Rosenzweig, Bender and Lipsitt formed the Spirituality Committee several years ago and enlisted others to join them, including Dr. David Arond, a pediatrician and Buddhist, who directs a spirituality program at Harvard’s School of Public Health.
The committee’s kickoff event in 2003 consisted of an evening with Dr. Herbert Benson, a cardiologist and author of “The Relaxation Response,” who demonstrated that meditation and prayer lower blood pressure and reduce stress.

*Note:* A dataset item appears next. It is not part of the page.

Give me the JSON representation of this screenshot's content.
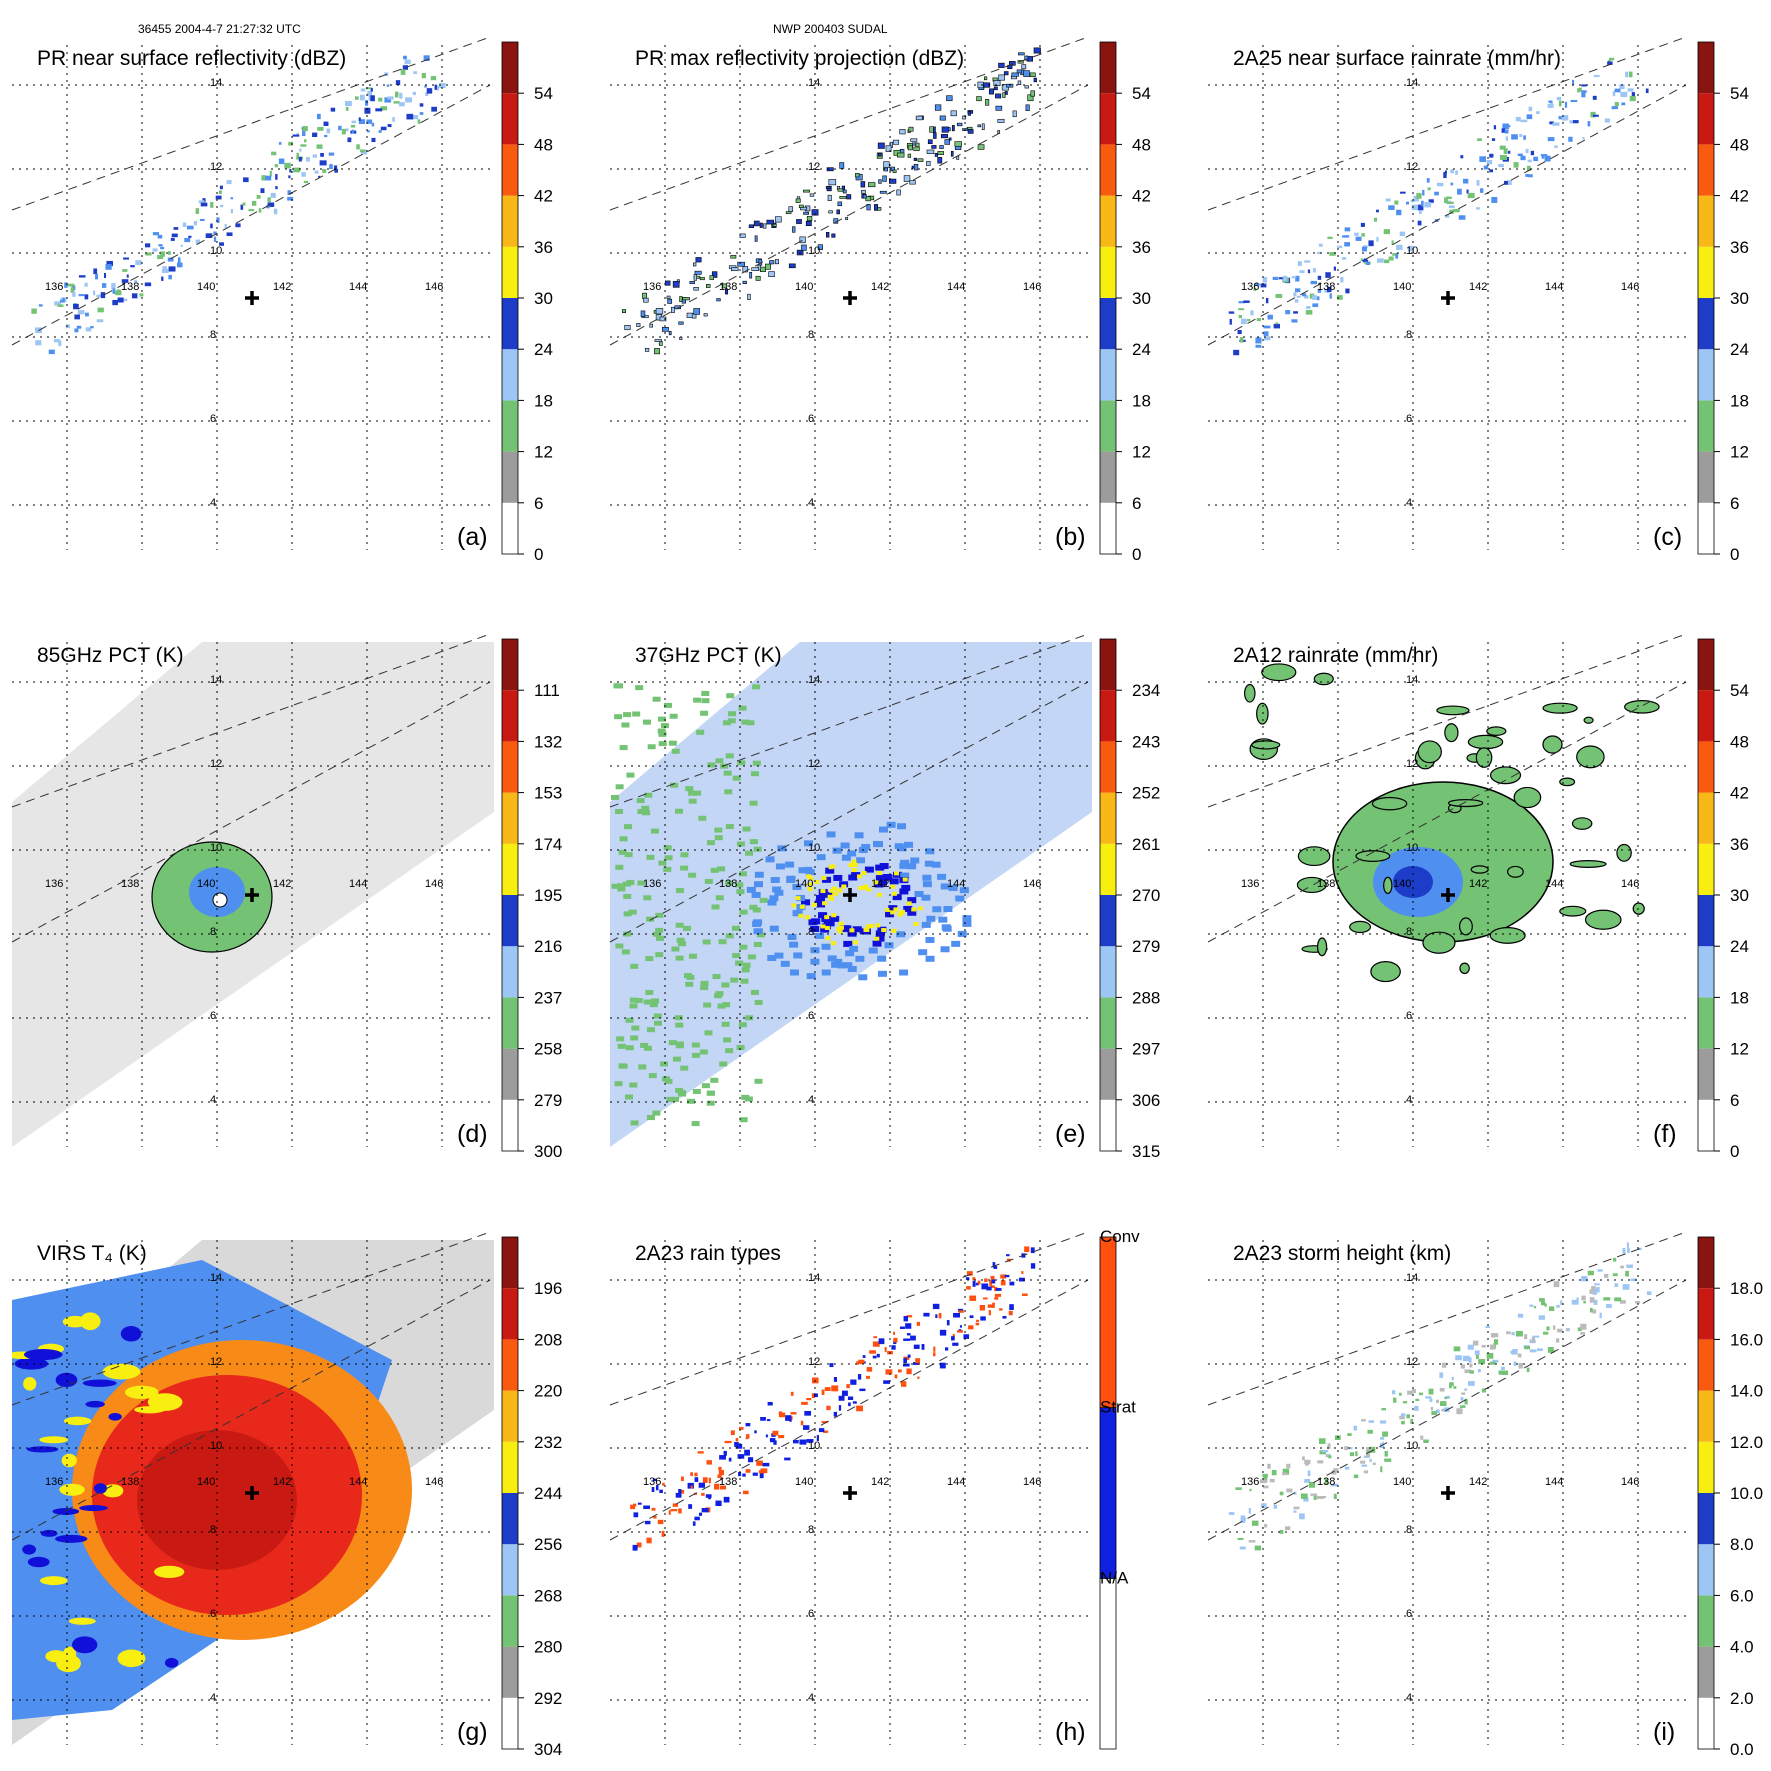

Last spring the MSPP Spirituality Committee held a summit for a group of clinicians involved in improving mental health by integrating the spiritual and spiritual practices with the psychological. That group--who spent a day sharing experiences and discussing applications-- is the same group that will lead the conference on December 3
Among them are notables such as Robin Casarjian, M.A., of The Lionheart Foundation, who is the author of “Forgiveness: A Bold Choice for a Peaceful Heart” and “Houses of Healing: A Prisoner's Guide to Inner Power and Freedom” and Sarah Conn, PhD, the co-founders of The Ecopsychology Institute of The Center for Psychology and Social Change. Also participating will be Nancy Kehoe, RSCJ, PhD, who directs Expanding Connections, an organization dedicated to teaching healthcare professionals about how to address spiritual and religious concerns, and Joan Klagsbrun, PhD, a clinician who is also co-chair of the Focusing and Medicine team for the Focusing Institute, and Rick Leskowitz, MD, a psychiatrist trained as an energy healer who directs the Integrative Medicine Project at Spaulding Hospital. To learn about other participants, go to
“We are very excited about this conference and view it as a major step in the evolution of the MSPP Spirituality Program,” says Rosenzweig who adds that the committee will use the insights gained and the relationships strengthened by this conference to determine the Programs future form and direction.